Maputo, 28 de Abril – A Procuradoria-Geral da República (PGR) de Moçambique anunciou o lançamento de um projecto para a construção de salas de entrevista forense. A iniciativa visa impedir que vítimas, arguidos e testemunhas sejam submetidos ao desgaste de repetir os seus depoimentos em múltiplas instâncias do processo judicial.
A informação foi partilhada pela representante da PGR, Cláudia Lemos, durante uma mesa-redonda realizada esta segunda-feira, em Maputo, subordinada ao tema “Instrução e Julgamento Sensíveis ao Género”. De acordo com a magistrada, estas unidades estarão devidamente equipadas com sistemas de gravação e garantirão “condições de privacidade adequadas”.
Fase Piloto e Apoio Internacional
O projecto terá uma fase inicial de implementação nas províncias de Nampula, Sofala e Maputo. Para a concretização desta e de outras acções, a PGR conta com o suporte de parceiros internacionais, nomeadamente Noruega, Suécia, Finlândia e Canadá. Graças a esta colaboração, mais de 200 magistrados já receberam formação especializada em direitos humanos e técnicas de escuta activa.
Lemos sublinhou a necessidade de tornar o sistema de justiça nacional mais inclusivo, através da definição de linhas de acção específicas para questões de género. “Isto exige o estabelecimento de metas ligadas à capacitação, à melhoria das condições de atendimento e à monitoria de indicadores”, defendeu.
Debilidades no Atendimento Actual
A magistrada reconheceu a existência de fragilidades estruturais persistentes na fase de instrução preparatória dos processos-crime, apontando as condições inadequadas de recolha de depoimentos como um dos principais problemas.

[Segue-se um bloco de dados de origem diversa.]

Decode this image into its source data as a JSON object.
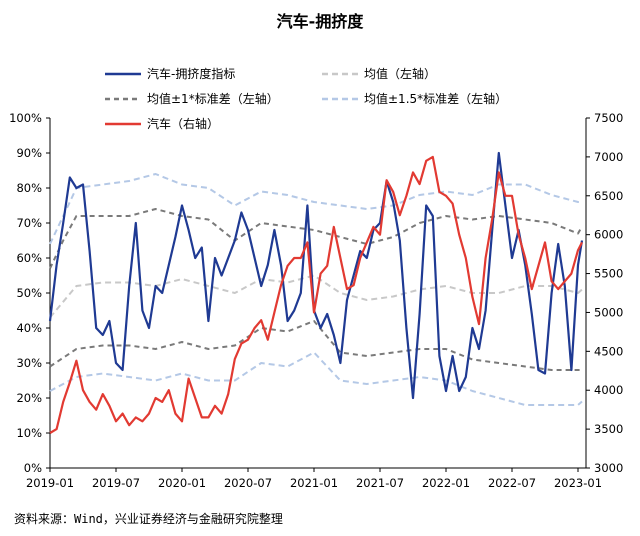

- Falta de Privacidade: Cláudia Lemos denunciou que muitas esquadras e secções de investigação criminal não possuem salas acolhedoras ou privadas. Esta carência obriga mulheres, crianças e pessoas da comunidade LGBTQIA+ a relatarem episódios de violência doméstica ou íntima em corredores ou espaços partilhados.
- Estereótipos de Género: A representante da PGR lamentou que ainda seja frequente questionar as vítimas sobre o seu comportamento anterior, o tipo de vestuário utilizado ou a natureza da sua relação com o agressor. Segundo a magistrada, estes questionamentos são feitos como se pudessem, de alguma forma, “justificar ou atenuar a violência sofrida”.
Com a implementação das salas de entrevista forense, a PGR espera modernizar o sistema e garantir que o processo judicial seja menos traumático para os intervenientes, especialmente para os mais vulneráveis.